The imperfect information in Hanabi absolutely matters a ton. It's not an interesting game without it.
Thanks! We're looking in a few different directions, but one thing I'm excited about is mixed cooperative/competitive settings. In poker, there is no room for cooperation. In Hanabi, you are 100% cooperating with your teammates. But most real-world situations, like a negotiation, are somewhere in between. The AI techniques for these settings are not too strong yet.
That would be nice. What is Facebook AIs take on ethical use of its research?
Facebook probably pays through the nose for AI research and probably wants a ROI. Facebook makes money by building better user models and spamming targetted ads. Some of them are getting scarily good.
From an AI and game theory standpoint, there isn't much difference between two-team zero-sum and two-player zero-sum if the teammates are trained together. That said, the Dota 2 work is extremely impressive for a variety of other reasons.
We considered both options but decided to go with 100BB because that is the standard in the poker world. It doesn't make a big difference for these techniques though.
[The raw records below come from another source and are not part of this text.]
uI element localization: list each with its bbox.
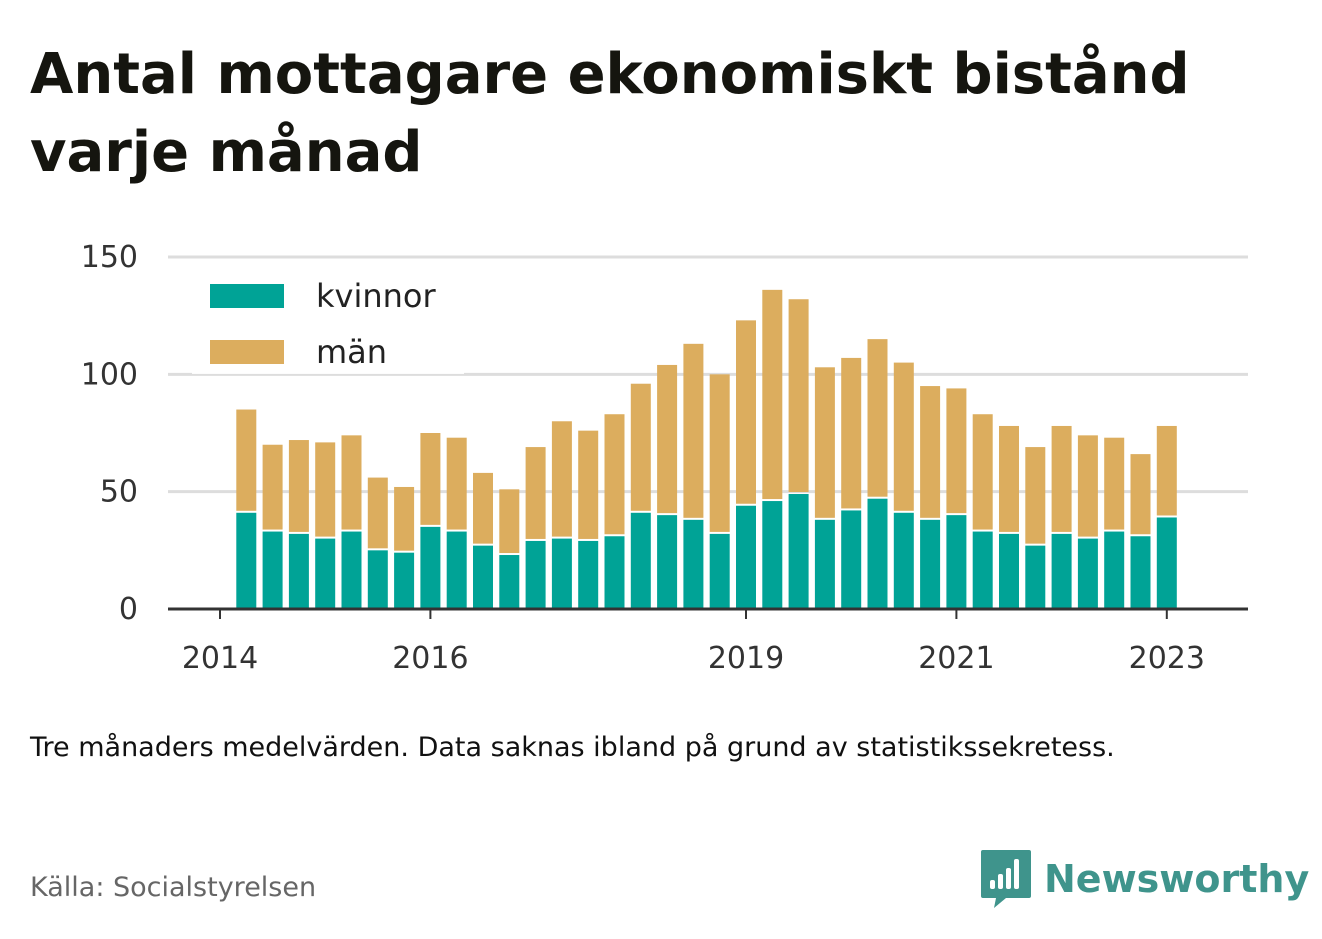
bar-kvinnor: [1104, 531, 1125, 609]
bar-man: [762, 289, 783, 500]
legend-label-man: män: [316, 333, 387, 371]
bar-kvinnor: [788, 494, 809, 609]
bar-kvinnor: [236, 512, 257, 609]
bar-man: [604, 414, 625, 535]
legend-swatch-kvinnor: [210, 284, 284, 308]
bar-kvinnor: [1156, 517, 1177, 609]
bars: [236, 289, 1177, 609]
bar-kvinnor: [814, 519, 835, 609]
x-axis: 2014 2016 2019 2021 2023: [168, 607, 1248, 676]
bar-man: [315, 442, 336, 537]
bar-chart-speech-bubble-icon: [981, 850, 1031, 908]
x-tick-label: 2019: [708, 641, 784, 676]
bar-man: [473, 472, 493, 544]
bar-man: [999, 425, 1019, 532]
bar-man: [1077, 435, 1098, 537]
bar-kvinnor: [446, 531, 467, 609]
x-tick-label: 2016: [392, 641, 468, 676]
bar-man: [920, 386, 941, 518]
bar-kvinnor: [551, 538, 572, 609]
source-credit: Källa: Socialstyrelsen: [30, 872, 317, 903]
x-tick-label: 2023: [1129, 641, 1205, 676]
bar-man: [551, 421, 572, 537]
bar-man: [262, 444, 283, 530]
bar-man: [946, 388, 967, 514]
bar-kvinnor: [762, 501, 783, 609]
bar-kvinnor: [499, 555, 520, 609]
bar-kvinnor: [999, 533, 1019, 609]
y-tick-label: 0: [119, 592, 138, 627]
bar-kvinnor: [525, 540, 546, 609]
bar-man: [394, 486, 415, 551]
bar-kvinnor: [893, 512, 914, 609]
bar-kvinnor: [604, 536, 625, 609]
bar-man: [893, 362, 914, 511]
bar-man: [341, 435, 362, 530]
bar-man: [1130, 454, 1151, 535]
bar-kvinnor: [341, 531, 362, 609]
bar-kvinnor: [657, 515, 678, 609]
bar-man: [499, 489, 520, 554]
bar-kvinnor: [709, 533, 730, 609]
bar-kvinnor: [972, 531, 993, 609]
bar-kvinnor: [1130, 536, 1151, 609]
bar-kvinnor: [867, 498, 888, 609]
bar-kvinnor: [578, 540, 599, 609]
bar-kvinnor: [1051, 533, 1072, 609]
bar-man: [578, 430, 599, 539]
chart-title: Antal mottagare ekonomiskt bistånd varje…: [30, 42, 1190, 185]
bar-man: [972, 414, 993, 530]
bar-man: [657, 364, 678, 514]
bar-man: [736, 320, 756, 504]
bar-kvinnor: [683, 519, 704, 609]
y-tick-label: 50: [100, 475, 138, 510]
bar-man: [525, 447, 546, 539]
bar-kvinnor: [920, 519, 941, 609]
bar-man: [841, 357, 862, 509]
x-tick-label: 2014: [182, 641, 258, 676]
brand-name: Newsworthy: [1044, 857, 1310, 901]
bar-man: [288, 440, 309, 532]
bar-man: [1051, 425, 1072, 532]
bar-kvinnor: [394, 552, 415, 609]
bar-man: [814, 367, 835, 518]
bar-kvinnor: [946, 515, 967, 609]
bar-man: [1025, 447, 1046, 544]
bar-man: [630, 383, 651, 511]
y-axis-ticks: 0 50 100 150: [81, 240, 138, 627]
bar-man: [236, 409, 257, 511]
bar-kvinnor: [1025, 545, 1046, 609]
legend: kvinnor män: [192, 270, 464, 374]
bar-kvinnor: [288, 533, 309, 609]
newsworthy-logo: Newsworthy: [980, 848, 1309, 910]
bar-kvinnor: [1077, 538, 1098, 609]
bar-man: [420, 433, 441, 525]
legend-swatch-man: [210, 340, 284, 364]
bar-man: [446, 437, 467, 530]
bar-man: [683, 343, 704, 518]
x-tick-label: 2021: [918, 641, 994, 676]
chart-note: Tre månaders medelvärden. Data saknas ib…: [30, 732, 1115, 763]
bar-man: [367, 477, 388, 549]
y-tick-label: 100: [81, 357, 138, 392]
bar-kvinnor: [630, 512, 651, 609]
bar-kvinnor: [736, 505, 756, 609]
bar-kvinnor: [841, 510, 862, 609]
bar-kvinnor: [367, 550, 388, 609]
legend-label-kvinnor: kvinnor: [316, 277, 437, 315]
bar-man: [1156, 425, 1177, 516]
bar-man: [788, 299, 809, 493]
bar-man: [867, 339, 888, 497]
bar-kvinnor: [473, 545, 493, 609]
bar-man: [709, 374, 730, 532]
y-tick-label: 150: [81, 240, 138, 275]
bar-man: [1104, 437, 1125, 530]
bar-kvinnor: [315, 538, 336, 609]
bar-kvinnor: [420, 526, 441, 609]
bar-kvinnor: [262, 531, 283, 609]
Could you try to run a training with ante included in the pot? I wonder if open-limping would be a viable strategy with some hands. No one knows that and it would be really interesting to find out. Ante should be equal to BB, like it was in WSOP Main Event.
Training was super cheap. It would cost under $150 on cloud computing services.
The training aspect has some improvements but is at its core similar to Libratus. The search algorithm is the biggest difference.
There aren't that many great resources out there for helping new people get caught up to speed on this area. That's something we hope to fix in the future. Maybe this would be a good place to start? http://modelai.gettysburg.edu/2013/cfr/cfr.pdf
No, it wouldn't be hard. We chose six players because it's the most common/popular form of poker.
Also, as you add more players it becomes harder and harder to evaluate because the bot's involved in fewer hands, we need to have more pros at the table, and we need to coordinate more schedules. Six was logistically pretty tough already.
It was online. The players were playing from home on their own schedules. The bot did not look at any tells (timing tells or otherwise). The players knew they were playing a bot and knew which player the bot was.